五月革命と金戦争
出典: フリー百科事典『ウィキペディア(Wikipedia)』 (2022/06/04 22:52 UTC 版)
「シャルル・ド・ゴール」の記事における「五月革命と金戦争」の解説
金戦争(Gold war)は新聞が実際に用いた表現である。 世界的な学生運動の高まりと共に1968年5月に五月革命が発生した。フランス全土をストライキの嵐が襲い、ド・ゴールの政治生命は危機に陥った。そこで5月24日に国民投票を提案した。29日にバーデン=バーデンに赴いて軍と連携し、翌日ジョルジュ・ポンピドゥー首相の説得で国民投票を翻意して議会解散を表明した。それに呼応したド・ゴール支持の大規模なデモが行われ、またオリヴィエ・ジェルマントマがソルボンヌ大学大講堂でド・ゴール支持の演説を行った。五月革命は急速に力を失い、ド・ゴールは議会選挙でも圧勝して危機を乗り越えた。しかしノール県のBSNはサンゴバンの買収に失敗した。翌1969年に彼が国民投票に付した上院および地方行政制度の改革案が否決された。

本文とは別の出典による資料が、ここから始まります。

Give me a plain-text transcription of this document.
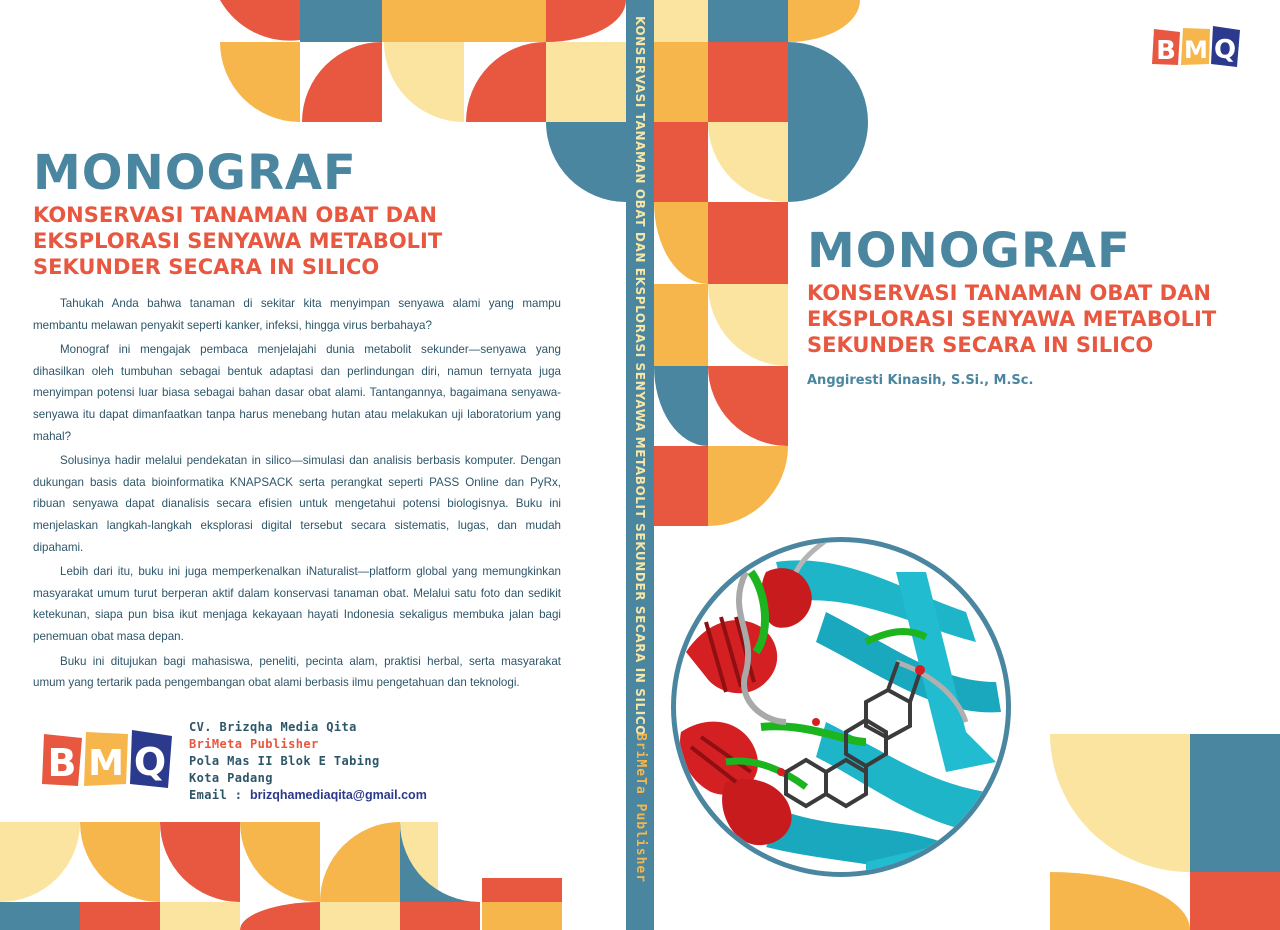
MONOGRAF
KONSERVASI TANAMAN OBAT DAN
EKSPLORASI SENYAWA METABOLIT
SEKUNDER SECARA IN SILICO

Tahukah Anda bahwa tanaman di sekitar kita menyimpan senyawa alami yang mampu membantu melawan penyakit seperti kanker, infeksi, hingga virus berbahaya?

Monograf ini mengajak pembaca menjelajahi dunia metabolit sekunder—senyawa yang dihasilkan oleh tumbuhan sebagai bentuk adaptasi dan perlindungan diri, namun ternyata juga menyimpan potensi luar biasa sebagai bahan dasar obat alami. Tantangannya, bagaimana senyawa-senyawa itu dapat dimanfaatkan tanpa harus menebang hutan atau melakukan uji laboratorium yang mahal?

Solusinya hadir melalui pendekatan in silico—simulasi dan analisis berbasis komputer. Dengan dukungan basis data bioinformatika KNAPSACK serta perangkat seperti PASS Online dan PyRx, ribuan senyawa dapat dianalisis secara efisien untuk mengetahui potensi biologisnya. Buku ini menjelaskan langkah-langkah eksplorasi digital tersebut secara sistematis, lugas, dan mudah dipahami.

Lebih dari itu, buku ini juga memperkenalkan iNaturalist—platform global yang memungkinkan masyarakat umum turut berperan aktif dalam konservasi tanaman obat. Melalui satu foto dan sedikit ketekunan, siapa pun bisa ikut menjaga kekayaan hayati Indonesia sekaligus membuka jalan bagi penemuan obat masa depan.

Buku ini ditujukan bagi mahasiswa, peneliti, pecinta alam, praktisi herbal, serta masyarakat umum yang tertarik pada pengembangan obat alami berbasis ilmu pengetahuan dan teknologi.

B M Q
CV. Brizqha Media Qita
BriMeta Publisher
Pola Mas II Blok E Tabing
Kota Padang
Email : brizqhamediaqita@gmail.com
KONSERVASI TANAMAN OBAT DAN EKSPLORASI SENYAWA METABOLIT SEKUNDER SECARA IN SILICO
BriMeTa Publisher
B M Q
MONOGRAF
KONSERVASI TANAMAN OBAT DAN
EKSPLORASI SENYAWA METABOLIT
SEKUNDER SECARA IN SILICO
Anggiresti Kinasih, S.Si., M.Sc.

同年3月に金価格が高騰して24時間のゼネストが巻き起こり、4月にド・ゴールは辞任した。 ド・ゴール主義と金価格の関係は、1948年にブレトン・ウッズ協定に対立する形でCFAフランの対ドル相場がフランスフランと乖離し、ド・ゴールを支える金融資本家の経済利権となったことに始まる。1952年と1958年のピネー国債は金価格に応じてスライドするものであった。ド・ゴールは証券収入について累進課税を適用しなかった。むしろ国債応募者の所得に応じて国債利率を引き上げたうえ、相続税と贈与税を減免した。1957年にセーヌ県で行われた調査によれば、1953年までに亡くなったわずか33人の相続人が、被相続人の購入した1952年国債について10億フランの相続税を免れた。この額はナポレオン戦争の後に亡命貴族へ支払われた補償金総額に等しいが、デノミされて1000万新フランとなった。リュエフと19世紀以来の大資本が1960年前後にわたりアフリカで新たな利権を手にすると、1963年にド・ゴールが国際通貨制度を金本位制に戻そうと言い出した。そして1965年1月にフランス銀行が公然と財務省へ1億5,000万ドルをつきつけ正金へ交換した。翌月4日の記者会見にド・ゴールが登場し、「アメリカは基軸通貨という地位を利用してフランス経済を支配しようとしている」などと、疎い者を騙すような説明をした。アメリカ合衆国資本はリュエフ・プランが誘致したものであった。1967年10月にポーランド訪問とシュナイダー・コネクションが実を結び、ローマ教皇とギリシア正教総主教の会見が実現した。11月にはポンド危機に際してド・ゴールが金価格を2倍に引き上げるよう提唱した。翌1968年3月の7か国中央銀行総裁によるストックホルム会議で金の二重価格制が採用された。ユーロダラーのインフレーションはド・ゴール主義の集大成であった。